Risk Management: Mitigation vs. Response

To reiterate from our last post:

“It is better to mitigate a risk than attempt to survive an issue.”
(CJP Stoneman, 2010)

The purpose of mitigation with respect to proactive risk management is quite simply to undertake actions that will reduce the risk potential’s risk equivalent value (REV) which can be found through the following process:

1.    Constraint analysis: scope, time, cost, and quality (see our previous constraints mapping posts)
2.    Scoring assessment which draws its valuation from the constraints analysis
3.    Determine the risk potential’s REV which is the product of RCI * RPO (see previous post)
4.    Rank order the risks according to the organization’s or project’s prioritization profile
5.    Begin the task of mitigation planning on the highest order risks to conserve project resources

The above process provides several advantages to the project:

1.    Improvement in risk scoring assessment from the subjective to the objective,
2.    Efficient application and utilization of limited project resources, and
3.    Reducing the number of risk potentials for which mitigation planning is required.

As we have stated in prior posts, mitigation can only be applied to future events – one cannot mitigate the past or the present.

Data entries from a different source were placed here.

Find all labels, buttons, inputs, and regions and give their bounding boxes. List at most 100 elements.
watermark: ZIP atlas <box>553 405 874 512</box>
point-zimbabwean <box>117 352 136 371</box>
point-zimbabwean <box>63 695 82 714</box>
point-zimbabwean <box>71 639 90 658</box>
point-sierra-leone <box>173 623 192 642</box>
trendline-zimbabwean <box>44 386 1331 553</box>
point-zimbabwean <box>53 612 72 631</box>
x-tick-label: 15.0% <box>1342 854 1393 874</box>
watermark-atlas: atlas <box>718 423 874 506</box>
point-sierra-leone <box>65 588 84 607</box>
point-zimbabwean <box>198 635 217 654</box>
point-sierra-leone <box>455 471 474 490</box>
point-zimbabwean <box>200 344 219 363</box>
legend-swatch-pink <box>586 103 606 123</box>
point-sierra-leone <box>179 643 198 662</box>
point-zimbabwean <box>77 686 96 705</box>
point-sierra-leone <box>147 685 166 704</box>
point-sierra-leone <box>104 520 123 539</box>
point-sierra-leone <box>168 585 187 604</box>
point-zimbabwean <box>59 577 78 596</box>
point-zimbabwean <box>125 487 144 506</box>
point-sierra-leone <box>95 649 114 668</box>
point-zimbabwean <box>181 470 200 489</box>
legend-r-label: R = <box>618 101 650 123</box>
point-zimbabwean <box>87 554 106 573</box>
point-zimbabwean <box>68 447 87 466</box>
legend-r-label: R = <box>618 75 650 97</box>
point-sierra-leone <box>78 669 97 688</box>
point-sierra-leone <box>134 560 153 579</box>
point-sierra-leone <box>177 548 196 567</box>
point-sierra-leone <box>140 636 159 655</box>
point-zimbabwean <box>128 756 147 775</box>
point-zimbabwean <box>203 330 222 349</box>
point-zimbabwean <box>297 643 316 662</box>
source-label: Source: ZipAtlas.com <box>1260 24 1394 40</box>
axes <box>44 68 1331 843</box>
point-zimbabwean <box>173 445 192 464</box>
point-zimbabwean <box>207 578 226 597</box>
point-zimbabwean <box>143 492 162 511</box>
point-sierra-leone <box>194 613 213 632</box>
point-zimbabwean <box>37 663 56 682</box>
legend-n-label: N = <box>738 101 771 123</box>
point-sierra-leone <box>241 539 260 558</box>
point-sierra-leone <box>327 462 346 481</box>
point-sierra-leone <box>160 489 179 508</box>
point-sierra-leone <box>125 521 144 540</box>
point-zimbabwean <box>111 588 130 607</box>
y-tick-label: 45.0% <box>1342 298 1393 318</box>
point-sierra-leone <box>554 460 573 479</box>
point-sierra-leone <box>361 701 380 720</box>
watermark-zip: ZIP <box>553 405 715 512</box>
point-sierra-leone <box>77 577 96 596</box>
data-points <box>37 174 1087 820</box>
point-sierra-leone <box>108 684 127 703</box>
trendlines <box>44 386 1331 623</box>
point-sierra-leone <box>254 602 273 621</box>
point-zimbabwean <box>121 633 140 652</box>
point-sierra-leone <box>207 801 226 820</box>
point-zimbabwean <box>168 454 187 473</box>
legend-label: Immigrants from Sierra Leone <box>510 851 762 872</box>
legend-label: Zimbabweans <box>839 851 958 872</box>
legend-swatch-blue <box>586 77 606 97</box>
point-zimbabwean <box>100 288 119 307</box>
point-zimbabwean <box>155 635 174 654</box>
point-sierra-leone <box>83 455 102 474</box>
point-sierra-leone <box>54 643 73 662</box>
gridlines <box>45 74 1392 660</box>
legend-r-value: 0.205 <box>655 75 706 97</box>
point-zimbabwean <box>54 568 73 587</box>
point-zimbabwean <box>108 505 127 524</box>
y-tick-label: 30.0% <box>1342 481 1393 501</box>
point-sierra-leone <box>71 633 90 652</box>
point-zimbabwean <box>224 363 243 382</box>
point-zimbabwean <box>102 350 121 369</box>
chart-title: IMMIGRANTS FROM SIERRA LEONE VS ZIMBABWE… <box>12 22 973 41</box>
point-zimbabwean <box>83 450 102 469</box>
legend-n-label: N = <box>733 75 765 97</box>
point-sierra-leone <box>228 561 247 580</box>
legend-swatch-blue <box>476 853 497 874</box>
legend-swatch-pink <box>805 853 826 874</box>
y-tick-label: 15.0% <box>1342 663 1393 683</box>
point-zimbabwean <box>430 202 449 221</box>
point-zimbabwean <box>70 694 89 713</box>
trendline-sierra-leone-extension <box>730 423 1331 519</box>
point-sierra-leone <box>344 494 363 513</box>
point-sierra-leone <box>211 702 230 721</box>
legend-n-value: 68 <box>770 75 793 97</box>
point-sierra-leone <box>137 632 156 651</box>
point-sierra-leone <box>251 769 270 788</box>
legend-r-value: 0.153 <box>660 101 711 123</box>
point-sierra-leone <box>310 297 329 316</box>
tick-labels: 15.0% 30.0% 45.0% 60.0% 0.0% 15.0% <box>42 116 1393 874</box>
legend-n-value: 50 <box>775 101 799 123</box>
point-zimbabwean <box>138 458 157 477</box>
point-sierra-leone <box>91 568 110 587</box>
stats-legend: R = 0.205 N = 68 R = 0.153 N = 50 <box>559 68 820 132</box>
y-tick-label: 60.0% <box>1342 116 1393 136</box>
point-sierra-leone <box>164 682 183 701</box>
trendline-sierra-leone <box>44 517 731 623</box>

In similar fashion, response can only be directed towards events that have become reality or triggered into reality. In risk management, one of the most important parameters tracked for each risk potential (in the risk register or database) is that of the risk’s triggers. These are future events associated with the risk potential that are monitored by the risk owner(s) indicating when a risk has transitioned from being an uncertain future event to an actuality or issue.

Thus, once a risk potential becomes an issue, it can no longer be mitigated as it has become reality and must now be managed to reduce its cost and burden to the project. Issues consume project resources that would otherwise be available to support the production of the project’s “fit-for-use” deliverables. This makes issue resolution a double cost to the project as it redirects funds from productive to reactive uses. In short, issues are parasitic distractions to the project’s resources and time allotments.

In closing, proactive risk management directs risk activities that seek to reduce a risk potential in both profile vectors: impact and probability (RCI and RPO). This lowers the overall REV so that if the risk does become reality through the advent of one of its triggers, the burden of the issue has been lightened through minimizing the expenditure of resources for its resolution. So as CJP Stoneman stated above, and we paraphrase, mitigation is better than resolution – it’s all about resource utilization.